Die Marina Ponto Delgada ist sehr lebhaft. Mehrere Bars und Restaurants, mehrere Anbieter werben (erfolgreich) für whalewatching-touren, einige Läden verkaufen T-Shirts und andere Mitbringsel, ein Schiffsausrüster, in einem großen Halbrund können Badelustige im Meerwasser schwimmen, dahinter Anbieter von Tauchtouren, das Marina-Office, die Segelmacherei. In kaum einer anderen Marina unserer Reise haben wir so reges Treiben in den Abendstunden erlebt.

Auf der größten Azoreninsel Sao Miguel leben 138.000 Einwohner/innen, davon 68.000 in der Hauptstadt Ponta Delgada. Die Stadt schafft es offenbar (noch) recht gut, den wachsenden Zustrom an Tourist/innen in das quirlige Leben zu integrieren. Nachdem wir uns am Tag nach unserer Ankunft durch die Stadt treiben lassen, machen wir uns anschließend zur Inselerkundung auf. So abwechslungsreich die Insel ist, so wechselhaft ist auch das Wetter hier. Sonne, Wolken, Regen, Nebel, Wind, Wärme, Kälte…das alles gibt es an einem Tag und manchmal auch an einem Ort. Nette Spielerei ist da die App SpotAzores, die alle Webcams der Inseln erfaßt und mit der man versuchen kann, den Tag auf Sao Miguel zu planen 😉

Mit dem Wagen erkunden wir die Insel in alle Richtungen und sind beeindruckt von der Vielfältigkeit:

Wasserfälle im dschungelähnlichen Wald, die einzige Teeplantage Europas „Chá Gorreana“ und die Ananasplantage Arruda.
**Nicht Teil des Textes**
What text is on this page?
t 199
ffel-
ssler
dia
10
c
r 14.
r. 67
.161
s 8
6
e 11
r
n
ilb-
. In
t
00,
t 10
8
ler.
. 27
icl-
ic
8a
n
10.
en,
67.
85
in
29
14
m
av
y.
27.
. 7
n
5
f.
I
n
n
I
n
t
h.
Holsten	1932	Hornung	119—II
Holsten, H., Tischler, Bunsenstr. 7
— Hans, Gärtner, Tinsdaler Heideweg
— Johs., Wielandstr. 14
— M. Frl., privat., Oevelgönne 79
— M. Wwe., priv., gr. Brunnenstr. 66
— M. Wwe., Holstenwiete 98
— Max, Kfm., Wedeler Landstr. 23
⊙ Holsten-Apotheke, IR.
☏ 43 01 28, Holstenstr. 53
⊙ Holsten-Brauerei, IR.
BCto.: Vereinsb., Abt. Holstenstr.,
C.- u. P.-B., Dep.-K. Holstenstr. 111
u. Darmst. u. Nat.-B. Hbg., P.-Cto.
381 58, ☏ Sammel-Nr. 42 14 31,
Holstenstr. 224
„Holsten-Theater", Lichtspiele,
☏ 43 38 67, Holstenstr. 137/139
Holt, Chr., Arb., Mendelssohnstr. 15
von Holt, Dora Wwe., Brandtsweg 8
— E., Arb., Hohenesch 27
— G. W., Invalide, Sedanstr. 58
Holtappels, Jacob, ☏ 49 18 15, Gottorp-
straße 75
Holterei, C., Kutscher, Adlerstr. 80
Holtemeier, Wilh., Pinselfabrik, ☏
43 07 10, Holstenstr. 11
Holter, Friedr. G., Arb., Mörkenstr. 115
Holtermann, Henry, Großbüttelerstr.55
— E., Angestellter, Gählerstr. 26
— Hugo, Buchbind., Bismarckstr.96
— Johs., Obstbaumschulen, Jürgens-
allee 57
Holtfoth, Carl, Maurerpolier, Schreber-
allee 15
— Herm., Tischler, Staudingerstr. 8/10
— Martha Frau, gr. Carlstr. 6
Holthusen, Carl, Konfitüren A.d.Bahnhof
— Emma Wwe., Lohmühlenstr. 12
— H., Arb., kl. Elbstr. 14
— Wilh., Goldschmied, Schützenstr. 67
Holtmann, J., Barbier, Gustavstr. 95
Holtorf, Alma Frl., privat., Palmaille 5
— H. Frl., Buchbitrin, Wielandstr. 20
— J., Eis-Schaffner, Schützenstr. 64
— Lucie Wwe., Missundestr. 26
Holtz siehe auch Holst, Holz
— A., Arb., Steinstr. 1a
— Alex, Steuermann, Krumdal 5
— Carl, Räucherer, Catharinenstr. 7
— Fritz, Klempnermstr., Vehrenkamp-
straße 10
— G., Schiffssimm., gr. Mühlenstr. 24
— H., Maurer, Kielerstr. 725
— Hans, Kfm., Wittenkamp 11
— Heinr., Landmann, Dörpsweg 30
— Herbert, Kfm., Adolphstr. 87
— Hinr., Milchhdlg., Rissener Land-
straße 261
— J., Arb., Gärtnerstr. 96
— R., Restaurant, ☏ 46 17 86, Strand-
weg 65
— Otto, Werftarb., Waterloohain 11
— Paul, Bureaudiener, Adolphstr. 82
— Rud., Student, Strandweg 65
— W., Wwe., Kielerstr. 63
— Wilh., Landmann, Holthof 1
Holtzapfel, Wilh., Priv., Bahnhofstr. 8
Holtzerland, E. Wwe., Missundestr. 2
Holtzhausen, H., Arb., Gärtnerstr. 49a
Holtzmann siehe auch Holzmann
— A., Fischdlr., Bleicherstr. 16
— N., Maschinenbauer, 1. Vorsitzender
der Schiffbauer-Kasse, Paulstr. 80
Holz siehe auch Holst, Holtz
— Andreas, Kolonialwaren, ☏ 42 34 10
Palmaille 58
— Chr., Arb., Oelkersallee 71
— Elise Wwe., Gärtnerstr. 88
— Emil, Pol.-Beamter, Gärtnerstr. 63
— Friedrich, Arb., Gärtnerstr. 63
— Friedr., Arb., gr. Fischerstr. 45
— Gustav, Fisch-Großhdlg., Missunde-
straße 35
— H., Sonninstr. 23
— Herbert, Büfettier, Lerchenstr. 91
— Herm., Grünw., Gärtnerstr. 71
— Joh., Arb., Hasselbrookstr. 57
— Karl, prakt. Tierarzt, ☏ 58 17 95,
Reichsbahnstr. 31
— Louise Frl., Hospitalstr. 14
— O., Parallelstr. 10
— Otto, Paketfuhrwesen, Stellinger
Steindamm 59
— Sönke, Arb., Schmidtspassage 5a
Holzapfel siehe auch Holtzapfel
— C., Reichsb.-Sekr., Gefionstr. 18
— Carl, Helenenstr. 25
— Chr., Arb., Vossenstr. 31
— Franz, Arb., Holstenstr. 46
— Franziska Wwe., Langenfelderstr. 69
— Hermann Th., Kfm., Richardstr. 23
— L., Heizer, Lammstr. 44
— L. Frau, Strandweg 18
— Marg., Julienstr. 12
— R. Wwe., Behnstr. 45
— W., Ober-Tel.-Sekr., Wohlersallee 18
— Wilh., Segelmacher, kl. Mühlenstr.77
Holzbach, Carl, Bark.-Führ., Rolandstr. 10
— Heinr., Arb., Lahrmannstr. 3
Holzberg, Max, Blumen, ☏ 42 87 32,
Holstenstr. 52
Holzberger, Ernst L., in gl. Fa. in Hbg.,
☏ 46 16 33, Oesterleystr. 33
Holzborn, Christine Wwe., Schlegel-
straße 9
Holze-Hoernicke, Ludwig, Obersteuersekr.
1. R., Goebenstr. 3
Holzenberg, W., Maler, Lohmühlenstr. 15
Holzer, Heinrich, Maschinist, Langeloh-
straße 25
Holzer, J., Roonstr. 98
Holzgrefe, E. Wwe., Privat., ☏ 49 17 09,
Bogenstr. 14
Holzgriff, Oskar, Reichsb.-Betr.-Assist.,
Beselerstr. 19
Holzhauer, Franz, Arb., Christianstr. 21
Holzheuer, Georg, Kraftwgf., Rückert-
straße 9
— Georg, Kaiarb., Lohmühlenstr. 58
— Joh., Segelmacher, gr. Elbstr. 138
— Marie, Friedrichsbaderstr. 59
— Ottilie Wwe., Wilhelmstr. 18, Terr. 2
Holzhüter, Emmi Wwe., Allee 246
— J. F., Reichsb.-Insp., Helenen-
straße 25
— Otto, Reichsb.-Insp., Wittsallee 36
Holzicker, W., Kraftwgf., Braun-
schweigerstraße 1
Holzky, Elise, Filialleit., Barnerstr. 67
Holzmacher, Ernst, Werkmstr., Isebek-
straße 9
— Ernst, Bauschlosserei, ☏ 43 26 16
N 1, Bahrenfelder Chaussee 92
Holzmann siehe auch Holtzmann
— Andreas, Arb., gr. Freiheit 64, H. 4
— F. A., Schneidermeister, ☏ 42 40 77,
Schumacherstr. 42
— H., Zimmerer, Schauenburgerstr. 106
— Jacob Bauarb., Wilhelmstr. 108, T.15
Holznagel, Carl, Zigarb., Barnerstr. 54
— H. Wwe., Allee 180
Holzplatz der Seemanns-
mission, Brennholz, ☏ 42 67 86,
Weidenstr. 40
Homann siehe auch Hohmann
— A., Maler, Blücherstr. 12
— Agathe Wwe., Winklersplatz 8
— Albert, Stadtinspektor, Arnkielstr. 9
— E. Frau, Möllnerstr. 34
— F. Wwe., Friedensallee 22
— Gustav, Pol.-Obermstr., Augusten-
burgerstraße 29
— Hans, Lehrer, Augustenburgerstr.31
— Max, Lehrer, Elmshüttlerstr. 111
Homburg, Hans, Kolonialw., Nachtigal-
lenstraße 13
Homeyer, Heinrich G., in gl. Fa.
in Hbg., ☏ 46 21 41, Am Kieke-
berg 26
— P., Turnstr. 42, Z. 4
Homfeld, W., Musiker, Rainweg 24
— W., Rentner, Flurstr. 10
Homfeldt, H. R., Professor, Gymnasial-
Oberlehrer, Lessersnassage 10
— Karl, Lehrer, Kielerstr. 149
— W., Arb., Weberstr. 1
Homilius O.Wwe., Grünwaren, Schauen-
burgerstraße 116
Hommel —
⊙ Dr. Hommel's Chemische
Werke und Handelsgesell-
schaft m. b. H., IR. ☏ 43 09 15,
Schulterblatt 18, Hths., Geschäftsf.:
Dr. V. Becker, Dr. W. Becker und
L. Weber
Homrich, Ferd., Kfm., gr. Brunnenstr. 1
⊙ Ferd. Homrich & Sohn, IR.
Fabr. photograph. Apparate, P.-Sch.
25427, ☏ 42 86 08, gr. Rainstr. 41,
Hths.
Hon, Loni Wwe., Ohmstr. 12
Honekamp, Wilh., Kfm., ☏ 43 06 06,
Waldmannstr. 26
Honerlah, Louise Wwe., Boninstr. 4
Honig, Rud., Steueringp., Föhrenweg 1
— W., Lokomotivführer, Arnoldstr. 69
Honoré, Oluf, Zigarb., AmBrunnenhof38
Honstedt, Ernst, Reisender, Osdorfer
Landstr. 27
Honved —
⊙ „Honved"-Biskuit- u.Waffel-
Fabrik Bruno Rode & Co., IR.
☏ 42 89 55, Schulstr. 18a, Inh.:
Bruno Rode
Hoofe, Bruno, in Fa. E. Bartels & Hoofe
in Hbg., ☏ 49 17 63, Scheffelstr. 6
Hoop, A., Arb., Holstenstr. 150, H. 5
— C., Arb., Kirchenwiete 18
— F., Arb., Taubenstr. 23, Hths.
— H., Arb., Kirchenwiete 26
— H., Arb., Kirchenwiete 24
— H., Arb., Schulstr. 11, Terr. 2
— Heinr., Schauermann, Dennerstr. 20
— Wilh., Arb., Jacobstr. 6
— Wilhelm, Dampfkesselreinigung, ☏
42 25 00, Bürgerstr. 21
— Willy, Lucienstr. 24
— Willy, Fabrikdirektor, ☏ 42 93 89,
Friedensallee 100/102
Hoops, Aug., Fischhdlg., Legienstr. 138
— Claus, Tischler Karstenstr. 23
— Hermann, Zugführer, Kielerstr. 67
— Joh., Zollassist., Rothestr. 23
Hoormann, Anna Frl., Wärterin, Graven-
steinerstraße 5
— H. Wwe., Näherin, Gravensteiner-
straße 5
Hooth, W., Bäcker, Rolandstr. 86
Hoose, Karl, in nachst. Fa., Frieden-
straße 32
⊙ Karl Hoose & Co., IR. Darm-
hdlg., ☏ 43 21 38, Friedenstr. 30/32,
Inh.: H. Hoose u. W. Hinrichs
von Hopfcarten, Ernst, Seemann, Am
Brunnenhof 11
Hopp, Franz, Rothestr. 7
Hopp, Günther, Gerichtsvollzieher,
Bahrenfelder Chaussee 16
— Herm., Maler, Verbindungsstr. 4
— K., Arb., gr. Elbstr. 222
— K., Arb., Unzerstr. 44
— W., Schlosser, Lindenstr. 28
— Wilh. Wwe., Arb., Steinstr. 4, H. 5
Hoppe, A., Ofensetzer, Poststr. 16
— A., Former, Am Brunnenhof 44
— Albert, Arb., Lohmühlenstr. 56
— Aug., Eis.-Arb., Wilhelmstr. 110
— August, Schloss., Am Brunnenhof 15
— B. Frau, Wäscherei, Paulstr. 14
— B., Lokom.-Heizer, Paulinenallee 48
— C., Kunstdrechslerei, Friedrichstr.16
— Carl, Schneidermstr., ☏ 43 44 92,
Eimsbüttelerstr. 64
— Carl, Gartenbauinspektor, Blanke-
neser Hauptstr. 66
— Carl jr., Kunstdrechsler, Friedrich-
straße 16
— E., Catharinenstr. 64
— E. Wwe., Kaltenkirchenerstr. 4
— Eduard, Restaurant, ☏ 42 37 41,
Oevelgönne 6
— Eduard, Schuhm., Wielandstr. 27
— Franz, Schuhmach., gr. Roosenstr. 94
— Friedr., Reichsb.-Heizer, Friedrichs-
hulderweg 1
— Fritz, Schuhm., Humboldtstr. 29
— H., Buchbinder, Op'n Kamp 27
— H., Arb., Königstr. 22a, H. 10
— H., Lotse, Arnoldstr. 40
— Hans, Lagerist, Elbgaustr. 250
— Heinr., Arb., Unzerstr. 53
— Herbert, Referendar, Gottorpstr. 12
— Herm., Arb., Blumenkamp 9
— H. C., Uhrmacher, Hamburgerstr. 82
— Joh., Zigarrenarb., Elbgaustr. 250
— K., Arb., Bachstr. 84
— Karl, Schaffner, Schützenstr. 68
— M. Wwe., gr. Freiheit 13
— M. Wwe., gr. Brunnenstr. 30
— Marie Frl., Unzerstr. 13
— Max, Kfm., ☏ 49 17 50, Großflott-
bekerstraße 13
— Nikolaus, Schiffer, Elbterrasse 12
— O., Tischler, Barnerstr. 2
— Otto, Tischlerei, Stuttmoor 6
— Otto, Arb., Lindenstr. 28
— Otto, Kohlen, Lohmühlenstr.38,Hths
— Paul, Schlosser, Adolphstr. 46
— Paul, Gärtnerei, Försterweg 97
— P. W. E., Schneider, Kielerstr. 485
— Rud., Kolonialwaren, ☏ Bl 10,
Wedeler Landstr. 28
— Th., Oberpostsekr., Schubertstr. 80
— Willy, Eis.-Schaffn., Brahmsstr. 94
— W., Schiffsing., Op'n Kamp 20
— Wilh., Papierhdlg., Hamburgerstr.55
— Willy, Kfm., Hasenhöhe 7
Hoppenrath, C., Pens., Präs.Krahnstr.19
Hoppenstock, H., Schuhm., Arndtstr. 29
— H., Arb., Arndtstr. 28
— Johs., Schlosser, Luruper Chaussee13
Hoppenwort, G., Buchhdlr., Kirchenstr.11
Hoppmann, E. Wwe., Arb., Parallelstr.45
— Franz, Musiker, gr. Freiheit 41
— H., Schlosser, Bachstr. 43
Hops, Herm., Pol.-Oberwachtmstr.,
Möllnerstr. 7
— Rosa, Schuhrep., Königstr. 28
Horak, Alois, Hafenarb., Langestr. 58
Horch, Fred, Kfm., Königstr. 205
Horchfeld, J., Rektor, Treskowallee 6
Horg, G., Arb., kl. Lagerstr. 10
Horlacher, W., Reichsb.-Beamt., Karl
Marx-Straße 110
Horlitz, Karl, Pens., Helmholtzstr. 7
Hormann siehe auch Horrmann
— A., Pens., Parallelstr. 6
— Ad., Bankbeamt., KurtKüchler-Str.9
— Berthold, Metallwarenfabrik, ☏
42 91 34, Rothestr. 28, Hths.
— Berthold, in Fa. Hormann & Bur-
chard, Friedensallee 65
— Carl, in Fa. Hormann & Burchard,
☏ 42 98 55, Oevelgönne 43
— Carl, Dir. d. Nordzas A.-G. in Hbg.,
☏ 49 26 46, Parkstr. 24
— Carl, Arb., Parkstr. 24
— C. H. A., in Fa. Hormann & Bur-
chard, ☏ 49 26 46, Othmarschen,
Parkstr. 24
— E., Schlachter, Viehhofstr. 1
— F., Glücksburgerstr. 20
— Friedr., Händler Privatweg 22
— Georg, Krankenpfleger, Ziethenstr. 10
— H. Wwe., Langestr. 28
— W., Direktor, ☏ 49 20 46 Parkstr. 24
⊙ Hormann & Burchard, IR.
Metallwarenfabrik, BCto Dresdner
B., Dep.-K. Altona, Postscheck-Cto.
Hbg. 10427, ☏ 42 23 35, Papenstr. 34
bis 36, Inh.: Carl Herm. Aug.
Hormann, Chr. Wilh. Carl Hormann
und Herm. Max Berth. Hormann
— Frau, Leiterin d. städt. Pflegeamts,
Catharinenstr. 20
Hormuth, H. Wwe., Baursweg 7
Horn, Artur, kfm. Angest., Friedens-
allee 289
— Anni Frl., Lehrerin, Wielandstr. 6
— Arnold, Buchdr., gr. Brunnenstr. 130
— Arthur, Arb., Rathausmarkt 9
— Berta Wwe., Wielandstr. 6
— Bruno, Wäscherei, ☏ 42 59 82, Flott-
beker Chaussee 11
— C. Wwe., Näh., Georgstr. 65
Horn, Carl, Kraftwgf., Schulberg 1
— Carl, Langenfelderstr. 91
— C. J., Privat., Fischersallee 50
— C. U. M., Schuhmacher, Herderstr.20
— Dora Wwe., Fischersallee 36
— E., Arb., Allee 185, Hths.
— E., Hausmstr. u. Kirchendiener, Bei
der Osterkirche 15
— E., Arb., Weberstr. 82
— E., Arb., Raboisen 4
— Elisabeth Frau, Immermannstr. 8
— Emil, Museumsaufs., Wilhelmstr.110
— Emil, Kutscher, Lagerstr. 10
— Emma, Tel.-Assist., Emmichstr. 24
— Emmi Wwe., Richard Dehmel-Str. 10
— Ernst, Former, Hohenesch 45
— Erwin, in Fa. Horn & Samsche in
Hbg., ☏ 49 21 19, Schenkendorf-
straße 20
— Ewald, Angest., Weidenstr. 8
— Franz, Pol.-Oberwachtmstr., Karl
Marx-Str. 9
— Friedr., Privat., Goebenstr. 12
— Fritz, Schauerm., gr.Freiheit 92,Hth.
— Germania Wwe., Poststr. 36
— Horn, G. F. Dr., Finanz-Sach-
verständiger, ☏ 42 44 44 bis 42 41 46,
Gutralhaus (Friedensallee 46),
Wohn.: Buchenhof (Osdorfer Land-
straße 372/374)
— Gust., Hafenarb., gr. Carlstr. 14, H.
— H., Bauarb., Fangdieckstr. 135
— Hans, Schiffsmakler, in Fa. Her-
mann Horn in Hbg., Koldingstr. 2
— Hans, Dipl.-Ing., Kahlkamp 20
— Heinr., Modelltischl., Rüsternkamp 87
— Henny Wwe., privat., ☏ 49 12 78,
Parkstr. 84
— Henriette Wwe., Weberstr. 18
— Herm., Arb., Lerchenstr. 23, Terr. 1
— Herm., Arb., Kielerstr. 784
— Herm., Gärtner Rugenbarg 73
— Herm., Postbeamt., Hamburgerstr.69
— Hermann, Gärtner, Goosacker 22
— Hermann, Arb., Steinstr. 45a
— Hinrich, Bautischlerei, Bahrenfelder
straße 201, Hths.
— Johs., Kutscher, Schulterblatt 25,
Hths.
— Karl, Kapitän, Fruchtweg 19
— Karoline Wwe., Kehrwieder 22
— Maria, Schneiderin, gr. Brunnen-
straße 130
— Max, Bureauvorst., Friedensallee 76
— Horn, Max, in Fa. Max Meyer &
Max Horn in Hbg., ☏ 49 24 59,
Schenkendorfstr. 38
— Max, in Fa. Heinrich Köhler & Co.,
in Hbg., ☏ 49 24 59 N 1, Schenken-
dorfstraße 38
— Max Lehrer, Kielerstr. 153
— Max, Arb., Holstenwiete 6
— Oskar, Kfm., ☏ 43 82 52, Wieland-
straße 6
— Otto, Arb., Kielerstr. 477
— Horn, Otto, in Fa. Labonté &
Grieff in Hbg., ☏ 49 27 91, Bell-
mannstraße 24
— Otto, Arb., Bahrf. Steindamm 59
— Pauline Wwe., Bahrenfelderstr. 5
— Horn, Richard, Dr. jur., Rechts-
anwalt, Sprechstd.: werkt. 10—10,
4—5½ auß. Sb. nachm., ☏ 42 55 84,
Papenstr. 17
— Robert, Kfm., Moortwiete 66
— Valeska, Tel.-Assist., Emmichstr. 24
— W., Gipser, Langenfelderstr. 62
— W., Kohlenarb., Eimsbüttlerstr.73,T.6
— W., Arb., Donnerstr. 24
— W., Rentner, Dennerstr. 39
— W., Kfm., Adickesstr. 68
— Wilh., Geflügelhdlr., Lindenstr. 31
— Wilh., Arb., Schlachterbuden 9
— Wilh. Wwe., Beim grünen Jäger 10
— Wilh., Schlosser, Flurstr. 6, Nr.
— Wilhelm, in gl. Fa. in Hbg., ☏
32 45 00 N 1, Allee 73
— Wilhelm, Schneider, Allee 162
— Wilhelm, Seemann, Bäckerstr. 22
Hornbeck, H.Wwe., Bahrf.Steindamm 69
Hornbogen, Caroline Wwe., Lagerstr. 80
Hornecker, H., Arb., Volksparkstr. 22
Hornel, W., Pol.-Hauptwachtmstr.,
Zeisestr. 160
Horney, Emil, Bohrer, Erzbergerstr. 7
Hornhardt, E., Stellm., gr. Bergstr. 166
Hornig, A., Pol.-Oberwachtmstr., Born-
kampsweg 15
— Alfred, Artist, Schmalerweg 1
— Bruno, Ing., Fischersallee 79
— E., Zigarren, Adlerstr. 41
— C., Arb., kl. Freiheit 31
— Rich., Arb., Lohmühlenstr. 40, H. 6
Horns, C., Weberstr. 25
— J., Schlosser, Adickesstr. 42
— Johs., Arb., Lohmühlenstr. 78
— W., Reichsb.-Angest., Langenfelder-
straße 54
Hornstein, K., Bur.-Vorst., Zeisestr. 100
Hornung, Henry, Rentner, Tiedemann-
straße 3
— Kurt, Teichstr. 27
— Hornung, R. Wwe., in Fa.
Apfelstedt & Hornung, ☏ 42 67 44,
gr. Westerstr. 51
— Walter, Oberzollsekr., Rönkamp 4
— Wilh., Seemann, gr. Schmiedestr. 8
Der Kratersee Lagoa do Fogo, der innerhalb von 10 Minuten im Nebel verschwand, und der 850 Meter hohe Krater Sete Cidades mit den Seen Lagoa Azul (blau) und Lagoa Verde (grün) in idyllischer Umgebung. Wir genießen die Wärme in den 38 Grad warmen Thermalbädern im verlassenen Caldeiras, im Parque Terra Nostra in Furnas zudem den 40 Grad warmen Pool mit braunem eisenhaltigem Wasser und eine Parkanlage, die ihresgleichen sucht.

Gebührenden Abstand halten wir von den bis zu 100 Grad heißen Quellen, die an mehreren Orten der Insel aus der Erde kommen. Mittels Erdöfen wird die Hitze dieser Vulkanlöcher auch genutzt, um darin den Fleischeintopf Cozido zu garen. In Caldeiras und Furnas sind fast alle Erdlöcher mit Töpfen gefüllt. Hans läßt sich den zünftigen Cozido das Furnas in Tony’s Restaurant schmecken.

Wir besuchen „Lost Places“, z. B. die Ruine des 5-Sterne-Hotels Monte Palace, das nur ein Jahr nach der Eröffnung Anfang der 1990er Insolvenz anmelden mußte. Wolkenverhangen und im Regen sicher ein mystischer Ort. Auch die Ruinen der ehemaligen Mineral(wunder)wasserabfüllstation bei Lombadas stehen bizarr in der Landschaft.

Viel Programm dagegen im 9.000 qm großen und 2015 eröffneten Zentrum für zeitgenössische Kunst „Arquipélago“ in Ribeira Grande. Eine ehemalige Tabak- und Spirituosenfabrik wurde saniert und mit neuen Baukörpern gekonnt ergänzt.

Sehenswert der Leuchtturm Farol do Arnel (abenteuerlich der anschließend steile Weg in den Hafen), große Felder, auf denen Yams angebaut wird, der Friedhof in Ponta Delgada, die mühsam mit Ornamenten versehenen Gehwege, farbenfrohe Häuser und wunderschön gestaltete Picknickplätze. Blumen blühen um die Wette, an den Wegen beginnen die Hortensien zu blühen und Azaleensträucher färben die Straßenränder rosa und rot.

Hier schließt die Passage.